No caso brasileiro, o fortalecimento do real vai contribuir para um aumento do consumo, via o canal de poder de compra dos salários em dólares, em um momento de grande excitação das importações. E seu efeito sobre as exportações, dada a nossa pauta atual de comércio exterior, seria pouco eficiente como mecanismo de redução da absorção interna. O efeito líquido de um real mais forte, apesar do impacto nominal na inflação, pode ser negativo no controle da demanda, já que deriva de um choque positivo em nossos termos de troca externos.
O governo fez um movimento correto ao aumentar o superávit primário em 0,5%. Embora modesto -e certamente insuficiente-, ele mostra um melhor entendimento da dinâmica que teremos que enfrentar nos próximos trimestres. Mas é sobre o Banco Central que recairá a maior responsabilidade para promover uma redução próxima a 2,5% na absorção interna ao longo dos próximos 12 ou 18 meses. Isso corresponde trazer o crescimento do PIB para algo próximo a 3,5% ao ano ao longo de 2009.

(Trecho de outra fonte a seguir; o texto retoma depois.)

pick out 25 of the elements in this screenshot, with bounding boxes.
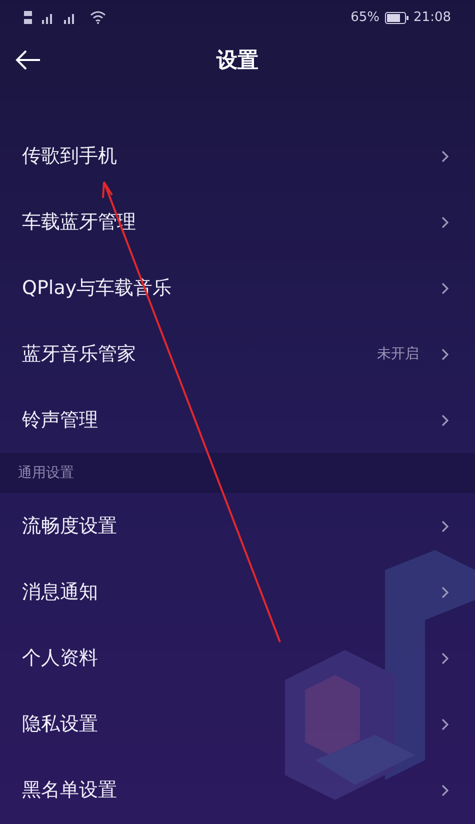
- page-title: 设置: [216, 46, 258, 74]
- chevron-right-icon: [441, 520, 449, 532]
- section-title: 通用设置: [18, 464, 74, 482]
- battery-icon: [384, 12, 409, 24]
- setting-label[interactable]: 消息通知: [22, 578, 98, 606]
- setting-label[interactable]: 铃声管理: [22, 406, 98, 434]
- chevron-right-icon: [441, 282, 449, 294]
- wifi-icon: [90, 11, 106, 24]
- setting-label[interactable]: 蓝牙音乐管家: [22, 340, 136, 368]
- chevron-right-icon: [441, 150, 449, 162]
- chevron-right-icon: [441, 414, 449, 426]
- chevron-right-icon: [441, 586, 449, 598]
- chevron-right-icon: [441, 348, 449, 360]
- chevron-right-icon: [441, 718, 449, 730]
- clock-time: 21:08: [414, 8, 451, 27]
- setting-label[interactable]: 黑名单设置: [22, 776, 117, 804]
- setting-label[interactable]: 个人资料: [22, 644, 98, 672]
- chevron-right-icon: [441, 216, 449, 228]
- chevron-right-icon: [441, 784, 449, 796]
- battery-percent: 65%: [350, 8, 380, 27]
- setting-value: 未开启: [377, 344, 419, 364]
- setting-label[interactable]: 流畅度设置: [22, 512, 117, 540]
- setting-label[interactable]: 传歌到手机: [22, 142, 117, 170]
- setting-label[interactable]: 隐私设置: [22, 710, 98, 738]
- chevron-right-icon: [441, 652, 449, 664]
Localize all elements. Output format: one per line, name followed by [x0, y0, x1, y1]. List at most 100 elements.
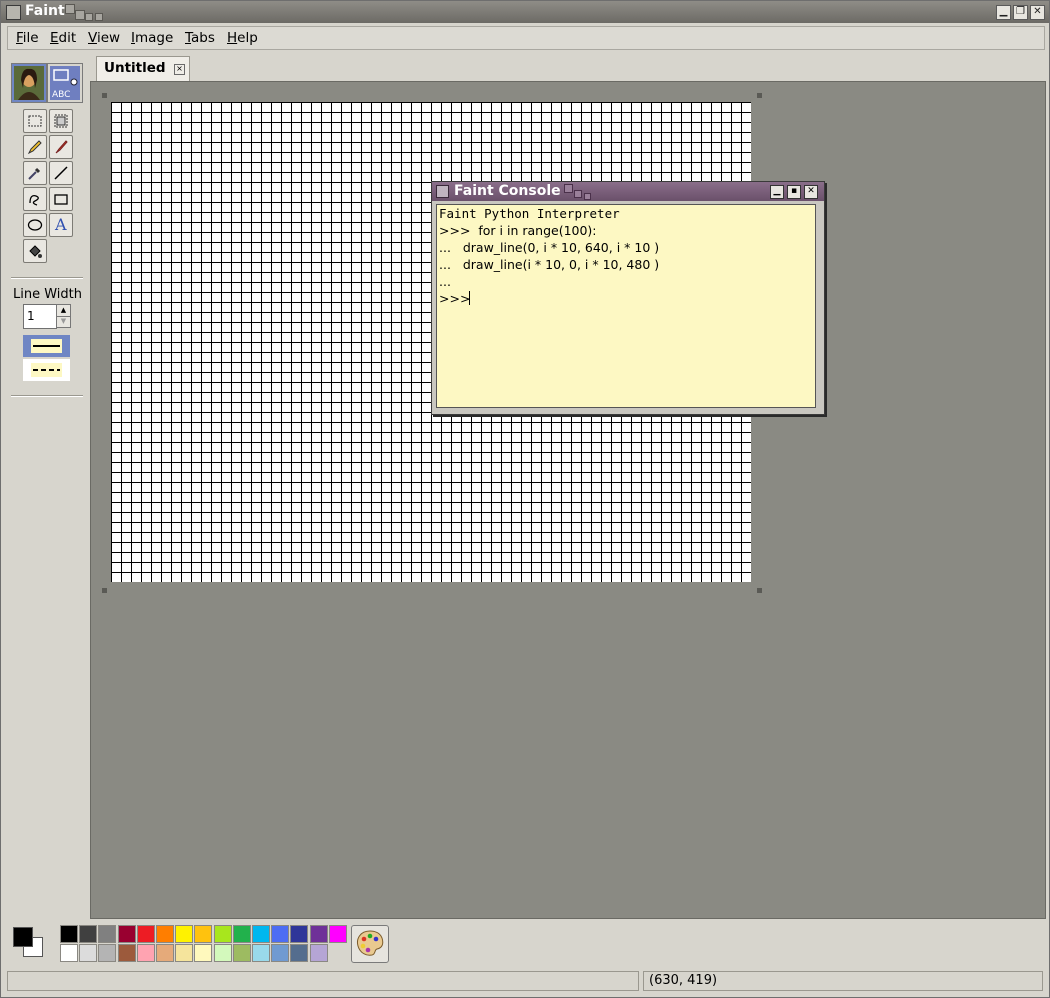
rect-select-tool[interactable]: [23, 109, 47, 133]
tab-label: Untitled: [104, 60, 166, 76]
text-tool[interactable]: A: [49, 213, 73, 237]
minimize-button[interactable]: ▁: [996, 5, 1011, 20]
palette-swatch[interactable]: [60, 944, 78, 962]
object-select-tool[interactable]: [49, 109, 73, 133]
line-width-spinner[interactable]: ▲ ▼: [56, 304, 71, 328]
line-tool[interactable]: [49, 161, 73, 185]
palette-swatch[interactable]: [156, 925, 174, 943]
console-output[interactable]: Faint Python Interpreter >>> for i in ra…: [436, 204, 816, 408]
palette-swatch[interactable]: [98, 944, 117, 962]
paint-bucket-icon: [29, 245, 42, 258]
ellipse-tool[interactable]: [23, 213, 47, 237]
console-maximize-button[interactable]: ▪: [787, 185, 801, 199]
palette-swatch[interactable]: [136, 925, 155, 943]
menu-edit[interactable]: Edit: [50, 30, 76, 46]
picker-tool[interactable]: [23, 161, 47, 185]
line-width-label: Line Width: [13, 287, 82, 302]
palette-swatch[interactable]: [328, 925, 347, 943]
console-window: Faint Console ▁ ▪ ✕ Faint Python Interpr…: [431, 181, 825, 415]
menu-help[interactable]: Help: [227, 30, 258, 46]
title-decoration: [574, 190, 582, 198]
tab-untitled[interactable]: Untitled ×: [96, 56, 190, 81]
toolbox-divider: [11, 395, 83, 397]
menu-file[interactable]: File: [16, 30, 39, 46]
rectangle-tool[interactable]: [49, 187, 73, 211]
object-layer-icon: ABC: [50, 66, 80, 100]
palette-swatch[interactable]: [175, 944, 194, 962]
dashed-line-icon: [31, 363, 62, 377]
palette-swatch[interactable]: [79, 925, 98, 943]
palette-swatch[interactable]: [136, 944, 155, 962]
cursor-coordinates: (630, 419): [649, 973, 718, 988]
brush-tool[interactable]: [49, 135, 73, 159]
raster-layer-button[interactable]: [11, 63, 47, 103]
object-layer-button[interactable]: ABC: [47, 63, 83, 103]
palette-swatch[interactable]: [309, 925, 328, 943]
palette-swatch[interactable]: [232, 944, 251, 962]
console-line: ... draw_line(i * 10, 0, i * 10, 480 ): [439, 257, 660, 272]
title-decoration: [564, 184, 573, 193]
console-line: >>> for i in range(100):: [439, 223, 597, 238]
palette-swatch[interactable]: [271, 944, 290, 962]
title-decoration: [85, 13, 93, 21]
console-menu-icon[interactable]: [436, 185, 449, 198]
palette-swatch[interactable]: [271, 925, 290, 943]
title-bar: Faint ▁ ❐ ✕: [1, 1, 1049, 23]
title-decoration: [75, 10, 85, 20]
palette-swatch[interactable]: [252, 925, 270, 943]
mona-lisa-icon: [14, 66, 44, 100]
palette-swatch[interactable]: [232, 925, 251, 943]
console-title: Faint Console: [454, 183, 561, 199]
close-button[interactable]: ✕: [1030, 5, 1045, 20]
status-bar: (630, 419): [7, 971, 1043, 991]
toolbox: ABC A Line Width 1 ▲ ▼: [7, 57, 85, 917]
palette-swatch[interactable]: [309, 944, 328, 962]
title-decoration: [65, 4, 75, 14]
console-line: ...: [439, 274, 451, 289]
text-caret: [469, 291, 470, 305]
object-select-icon: [54, 114, 68, 128]
brush-icon: [55, 140, 68, 154]
resize-handle-top-right[interactable]: [757, 93, 762, 98]
palette-swatch[interactable]: [194, 925, 213, 943]
menu-tabs[interactable]: Tabs: [185, 30, 215, 46]
palette-swatch[interactable]: [290, 925, 309, 943]
palette-swatch[interactable]: [117, 925, 136, 943]
palette-swatch[interactable]: [213, 925, 232, 943]
palette-swatch[interactable]: [60, 925, 78, 943]
fill-tool[interactable]: [23, 239, 47, 263]
tab-strip: Untitled ×: [90, 56, 1043, 81]
palette-swatch[interactable]: [79, 944, 98, 962]
pen-tool[interactable]: [23, 135, 47, 159]
menu-image[interactable]: Image: [131, 30, 173, 46]
palette-swatch[interactable]: [213, 944, 232, 962]
resize-handle-bottom-right[interactable]: [757, 588, 762, 593]
palette-swatch[interactable]: [98, 925, 117, 943]
menu-view[interactable]: View: [88, 30, 120, 46]
tab-close-icon[interactable]: ×: [174, 64, 185, 75]
console-close-button[interactable]: ✕: [804, 185, 818, 199]
maximize-button[interactable]: ❐: [1013, 5, 1028, 20]
resize-handle-top-left[interactable]: [102, 93, 107, 98]
console-line: Faint Python Interpreter: [439, 206, 620, 221]
palette-button[interactable]: [351, 925, 389, 963]
palette-swatch[interactable]: [175, 925, 194, 943]
menu-bar: File Edit View Image Tabs Help: [7, 26, 1045, 50]
dashed-line-style-button[interactable]: [23, 359, 70, 381]
palette-swatch[interactable]: [252, 944, 270, 962]
palette-swatch[interactable]: [290, 944, 309, 962]
object-layer-text: ABC: [52, 90, 70, 100]
spin-down-button[interactable]: ▼: [56, 316, 71, 328]
window-menu-icon[interactable]: [6, 5, 21, 20]
resize-handle-bottom-left[interactable]: [102, 588, 107, 593]
console-title-bar[interactable]: Faint Console ▁ ▪ ✕: [432, 182, 824, 201]
palette-swatch[interactable]: [194, 944, 213, 962]
faint-window: Faint ▁ ❐ ✕ File Edit View Image Tabs He…: [0, 0, 1050, 998]
primary-color[interactable]: [13, 927, 33, 947]
console-minimize-button[interactable]: ▁: [770, 185, 784, 199]
palette-swatch[interactable]: [117, 944, 136, 962]
palette-swatch[interactable]: [156, 944, 174, 962]
line-width-input[interactable]: 1: [23, 304, 57, 329]
solid-line-style-button[interactable]: [23, 335, 70, 357]
spline-tool[interactable]: [23, 187, 47, 211]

Simulações realizadas na Quest mostram que, para atingir esse objetivo, um aumento da ordem de três pontos percentuais na taxa Selic será necessário. Isso significa que, na velocidade atual definida pelo Copom de 0,5 ponto por reunião, o movimento de aumento dos juros estará encerrado na última reunião deste ano. Mas a incerteza ao redor dessa trajetória é alta e o risco é que seja necessário um aumento maior nos juros.
A batalha atual para reduzir o ritmo do consumo doméstico manterá os juros altos durante boa parte de 2009. Isso porque, em comparação ao ciclo de juros de 2004 e 2005, a situação atual tem característica distinta. A principal delas está na dinâmica do mercado de trabalho e do sistema bancário. A sustentação do ritmo do consumo é hoje muito maior em razão do crescimento da massa salarial e da oferta e do alongamento dos prazos do crédito bancário aos indivíduos. Não temos no passado recente uma combinação de estímulos à atividade econômica tão sólidos como a existente hoje.
Por outro lado, o ciclo de investimentos é muito forte e disseminado, o que dá certo conforto de que não será necessário provocar uma parada total do crescimento. Faço duas observações finais. Em primeiro lugar, as medidas da inflação nos próximos meses darão a falsa impressão de uma baixa eficiência nas ações do BC. A segunda é que um pouso suave da economia ao longo de 2009 terá um enorme impacto sobre a avaliação dos mercados na medida em que, pela primeira vez em décadas, a inflação seria controlada sem um colapso da economia.
LUIZ CARLOS MENDONÇA DE BARROS , 64, engenheiro e economista, é economista-chefe da Quest Investimentos. Foi presidente do BNDES e ministro das Comunicações (governo FHC).